Húmus - Poema Contínuo is a re-reading and re-writing of two previous works by other authors. These works are Húmus (1917), by Raul Brandão, and "Húmus Poema-Montagem" (1967), a combinatorial experiment by Herberto Helder, in which Helder selected and recombined Brandão’s words, without using computational tools. Just as Helder revisited Brandão, Rui Torres revisits both these authors in his work, animating the verses from Helder’s montage with wordlists composed of Brandão’s vocabulary. This intertextual movement of revisitation and recreation invokes the notion that all novelty emerges from the critical re-reading and dialogical dislocation of tradition.

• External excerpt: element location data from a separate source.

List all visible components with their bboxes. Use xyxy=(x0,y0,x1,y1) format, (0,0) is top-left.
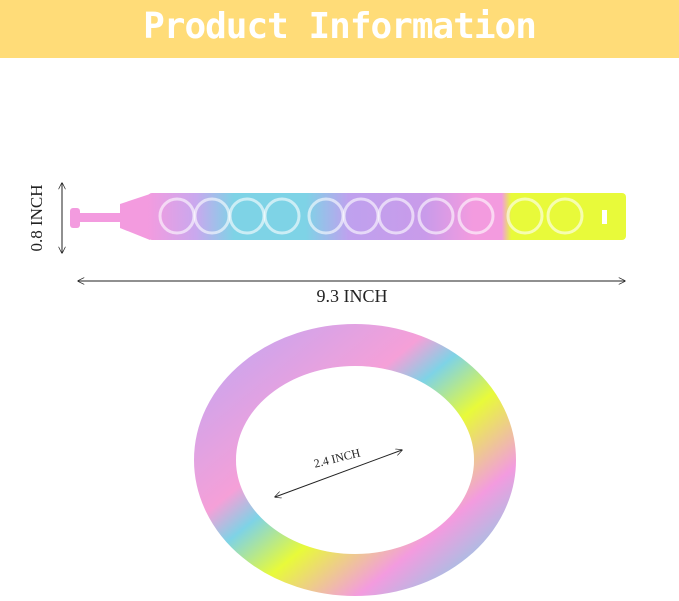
flat-bracelet xyxy=(70,193,626,240)
height-label: 0.8 INCH xyxy=(27,184,46,251)
header-banner xyxy=(0,0,679,58)
diameter-label: 2.4 INCH xyxy=(312,446,362,471)
length-label: 9.3 INCH xyxy=(317,286,388,306)
banner-title: Product Information xyxy=(143,6,537,47)
diameter-arrow xyxy=(275,450,402,497)
ring-bracelet xyxy=(194,324,516,596)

An important concept in this context and in Rui Torres’ practice is that of plagiotropy, proposed by Brazilian concrete poet Haroldo de Campos. Unlike plagiarism, which simply takes the words or ideas of others, plagiotropy implies the dialectical movement of transformation that feeds the history of literature. The word "humus" also contains the idea of transmutation in itself and, similarly, we may say that this literary work (as well as literature itself) is a composite of different elements, just like the fertile soil where matter decomposes and regenerates.

The reader of Húmus - Poema Contínuo is invited to re-write the text by clicking and changing words, and even by erasing the wordlists and inscribing her own words. The reader is also able to inscribe her version of the text in a blog that archives all the textual instantiations constructed through the reading-writing acts. Thus, as the reader creates a new textual realization, reading generates writing. This space is a blog, called Poemário, that aggregates Húmus's readers in a community, documenting and rendering visible the many writings that the readings of this work have generated. As any generative or combinatorial work, this piece consists not only of each particular textual instantiation but also of all the virtual infinite combinations, and by including its readers’ manipulations, Húmus renders explicit this double dimension that characterizes generative and combinatorial texts, articulating each actual text with the latency of the textual whole.